The Iranian regime will never stop human rights violations, as long as its crimes against humanity are not punished.

The regime massacred over 30,000 political prisoners in the summer of 1988. In a letter published in December 2020, seven UN experts called the 1988 massacre “crimes against humanity” and asked for an international investigation.

Yet, the international community, particularly the EU, are turning a blind eye. This inaction allows the regime to continue its human rights violations, killing protesters like it did in November 2019 and gunning down 1500 people on the street. It will continue its disregard for human rights.

Disregarding human rights violations in Iran does not limit the mullahs’ atrocities to Iran’s borders. The 2018 bomb plot against the opposition rally in France, commanded by Iran’s diplomat-terrorist, Assadollah Assadi, confirms that appeasing the mullahs’ regime will increase risks for the Iranian people and the entire world.

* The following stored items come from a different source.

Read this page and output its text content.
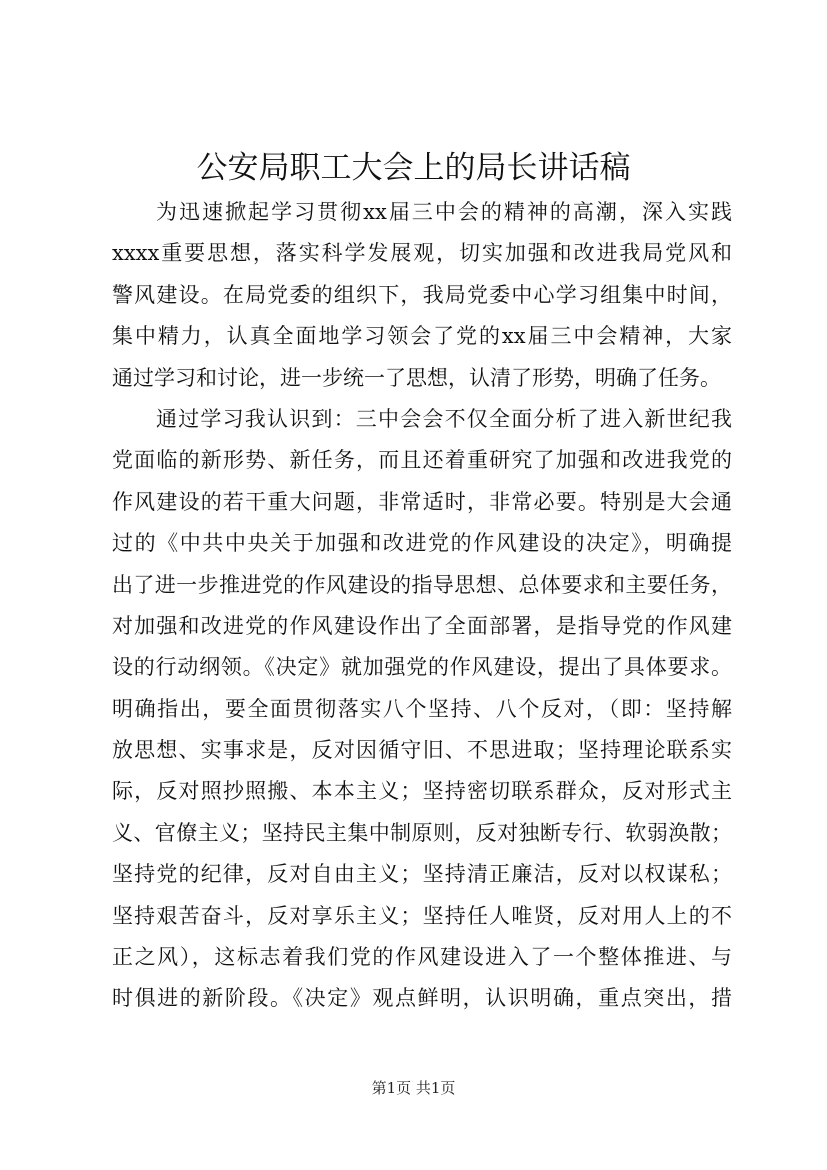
公安局职工大会上的局长讲话稿
为迅速掀起学习贯彻xx届三中会的精神的高潮，深入实践
xxxx重要思想，落实科学发展观，切实加强和改进我局党风和
警风建设。在局党委的组织下，我局党委中心学习组集中时间，
集中精力，认真全面地学习领会了党的xx届三中会精神，大家
通过学习和讨论，进一步统一了思想，认清了形势，明确了任务。
通过学习我认识到：三中会会不仅全面分析了进入新世纪我
党面临的新形势、新任务，而且还着重研究了加强和改进我党的
作风建设的若干重大问题，非常适时，非常必要。特别是大会通
过的《中共中央关于加强和改进党的作风建设的决定》，明确提
出了进一步推进党的作风建设的指导思想、总体要求和主要任务，
对加强和改进党的作风建设作出了全面部署，是指导党的作风建
设的行动纲领。《决定》就加强党的作风建设，提出了具体要求。
明确指出，要全面贯彻落实八个坚持、八个反对，（即：坚持解
放思想、实事求是，反对因循守旧、不思进取；坚持理论联系实
际，反对照抄照搬、本本主义；坚持密切联系群众，反对形式主
义、官僚主义；坚持民主集中制原则，反对独断专行、软弱涣散；
坚持党的纪律，反对自由主义；坚持清正廉洁，反对以权谋私；
坚持艰苦奋斗，反对享乐主义；坚持任人唯贤，反对用人上的不
正之风），这标志着我们党的作风建设进入了一个整体推进、与
时俱进的新阶段。《决定》观点鲜明，认识明确，重点突出，措
第1页 共1页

Iran's diplomat & the largest terror plot in Europe. What was Assadollah Assadi's role

Since his arrest, Assadi refused to cooperate with authorities and did not appear in court. Although he was caught red-handed, Assadi blatantly claims he has diplomatic immunity.

And Why shouldn’t he? When Borrell and other European leaders meet with Assadi’s boss, Zarif, who facilitated the bomb plot by giving diplomatic privileges to Assadi and was his superior authority in diplomatic rank.

The mere condemnation of human rights violations does not bring victims back to life. Inaction only adds to the grief of the victims’ family members. Condemning the regime’s terrorism wouldn’t guarantee peace.

When it comes to human rights violations, as Mr. Borrell at least said in words, the EU should go beyond resolutions and condemnations. It must act. The regime will not stop spreading terrorism until the international community acts.

So, the EU should act now. It should close the regime’s embassies, expel the regime’s agents, reject any negotiation with the regime, designate Zarif and Iran’s other authorities for their role in human rights violations and terrorism, and prioritize humanitarian values over economic interests.